The project began on October 6, 1909, when a group of prominent agriculturalists set themselves up as an informal commission to select candidates for admittance to an Illinois Farmers' Hall of Fame. Their stated purpose was not only "to give historical permanence and value to the labors of these great leaders, but by examples and instance to stimulate endeavors on the part of the younger men in order that this development so gloriously begun may proceed to its highest achievement."
Deciding promptly that the first name to be honored would be that of Cyrus Hall McCormick, the inventor of the reaper, they acquired his likeness and hung it that December.
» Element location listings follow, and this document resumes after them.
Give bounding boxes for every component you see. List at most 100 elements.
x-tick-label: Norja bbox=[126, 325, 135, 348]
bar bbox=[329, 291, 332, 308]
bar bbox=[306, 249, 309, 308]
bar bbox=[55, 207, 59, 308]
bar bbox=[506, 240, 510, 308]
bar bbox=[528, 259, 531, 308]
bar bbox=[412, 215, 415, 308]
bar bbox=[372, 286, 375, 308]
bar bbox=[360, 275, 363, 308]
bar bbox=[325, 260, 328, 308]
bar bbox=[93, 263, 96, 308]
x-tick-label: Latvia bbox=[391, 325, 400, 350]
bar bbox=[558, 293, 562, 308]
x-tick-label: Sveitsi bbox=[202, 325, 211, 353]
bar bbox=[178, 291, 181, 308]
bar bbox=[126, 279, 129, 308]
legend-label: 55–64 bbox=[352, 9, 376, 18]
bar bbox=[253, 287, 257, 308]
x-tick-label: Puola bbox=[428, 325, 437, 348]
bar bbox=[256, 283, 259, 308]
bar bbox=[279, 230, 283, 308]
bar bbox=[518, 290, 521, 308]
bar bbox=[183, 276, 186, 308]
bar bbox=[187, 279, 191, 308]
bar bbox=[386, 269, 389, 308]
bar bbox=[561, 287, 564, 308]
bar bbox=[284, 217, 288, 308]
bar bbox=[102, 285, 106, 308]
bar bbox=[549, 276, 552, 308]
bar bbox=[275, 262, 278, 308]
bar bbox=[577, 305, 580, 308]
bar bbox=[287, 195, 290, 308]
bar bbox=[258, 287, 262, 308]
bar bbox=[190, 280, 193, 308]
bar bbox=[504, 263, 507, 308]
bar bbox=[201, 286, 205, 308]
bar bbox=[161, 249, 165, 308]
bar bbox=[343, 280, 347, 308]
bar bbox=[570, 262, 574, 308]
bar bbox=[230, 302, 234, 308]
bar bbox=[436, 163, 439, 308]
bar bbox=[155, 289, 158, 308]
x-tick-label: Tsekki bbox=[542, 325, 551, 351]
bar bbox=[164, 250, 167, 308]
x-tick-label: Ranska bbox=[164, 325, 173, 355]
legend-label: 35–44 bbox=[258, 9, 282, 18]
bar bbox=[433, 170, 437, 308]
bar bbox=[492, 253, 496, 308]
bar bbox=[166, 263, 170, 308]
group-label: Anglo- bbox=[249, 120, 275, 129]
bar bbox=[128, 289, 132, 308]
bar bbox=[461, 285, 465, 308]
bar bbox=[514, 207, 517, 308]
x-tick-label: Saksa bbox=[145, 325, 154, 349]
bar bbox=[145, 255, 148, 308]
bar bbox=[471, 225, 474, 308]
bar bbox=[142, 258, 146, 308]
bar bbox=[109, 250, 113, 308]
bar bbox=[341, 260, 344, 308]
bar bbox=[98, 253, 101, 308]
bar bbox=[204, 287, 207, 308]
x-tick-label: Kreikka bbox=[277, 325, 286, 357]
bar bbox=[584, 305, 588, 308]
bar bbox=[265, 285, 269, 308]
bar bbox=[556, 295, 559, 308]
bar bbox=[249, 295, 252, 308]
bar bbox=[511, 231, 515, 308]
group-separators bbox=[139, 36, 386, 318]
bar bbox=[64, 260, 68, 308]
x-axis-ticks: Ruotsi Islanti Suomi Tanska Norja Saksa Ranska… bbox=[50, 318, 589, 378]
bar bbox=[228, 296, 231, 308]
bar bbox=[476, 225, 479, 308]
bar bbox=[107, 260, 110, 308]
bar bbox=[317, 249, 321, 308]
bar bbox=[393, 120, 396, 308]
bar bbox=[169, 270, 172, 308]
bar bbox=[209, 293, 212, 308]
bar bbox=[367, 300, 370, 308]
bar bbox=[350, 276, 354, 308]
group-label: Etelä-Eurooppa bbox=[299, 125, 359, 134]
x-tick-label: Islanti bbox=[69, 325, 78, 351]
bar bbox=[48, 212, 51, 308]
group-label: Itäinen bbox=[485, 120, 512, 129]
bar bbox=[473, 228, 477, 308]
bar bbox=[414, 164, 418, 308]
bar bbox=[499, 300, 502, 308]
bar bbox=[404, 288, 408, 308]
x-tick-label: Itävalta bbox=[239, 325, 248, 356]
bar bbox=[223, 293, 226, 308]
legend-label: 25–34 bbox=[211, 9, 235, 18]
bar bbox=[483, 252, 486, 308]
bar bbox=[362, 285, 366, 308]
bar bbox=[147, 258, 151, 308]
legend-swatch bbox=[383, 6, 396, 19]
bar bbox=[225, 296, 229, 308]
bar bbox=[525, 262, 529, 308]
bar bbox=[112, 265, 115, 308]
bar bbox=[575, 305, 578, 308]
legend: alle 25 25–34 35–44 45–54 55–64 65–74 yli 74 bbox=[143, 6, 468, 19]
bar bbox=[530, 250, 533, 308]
The other seven arrived in fairly regular succession until the dedication in 1917 of the last one, the portrait of Frank H. Hall, for many years an important figure in the Illinois Farmers' Institute. When in 1923 university trustees vetoed a proposal to have the university preserve ''by portraits, the faces of men who have had by conspicuous achievement rendered valuable service to agriculture," the Illinois Farm.ers' Hall of Fame project (and the agriculturalists' commission) came to an end.
Edward J. Finley Timmons, a Chicagoan, adapted Lawton Parker's painting of Philip D. Armour for the commission. Newton Alonzo Wells, creator of the Altgeld Hall murals, depicted Benjamin F. Harris. Oliver D. Grover did the one of Frank H. Hall. The famous Chicago artist Ralph Clarkson portrayed William Parlin, but the painting disappeared with the move to the library. Unknown artists rendered three others: McCormick, Isaac Funk, and James N. Brown. The likeness of Jonathan B. Turner is not a painting but an enlarged photograph of an 1853 daguerreotype.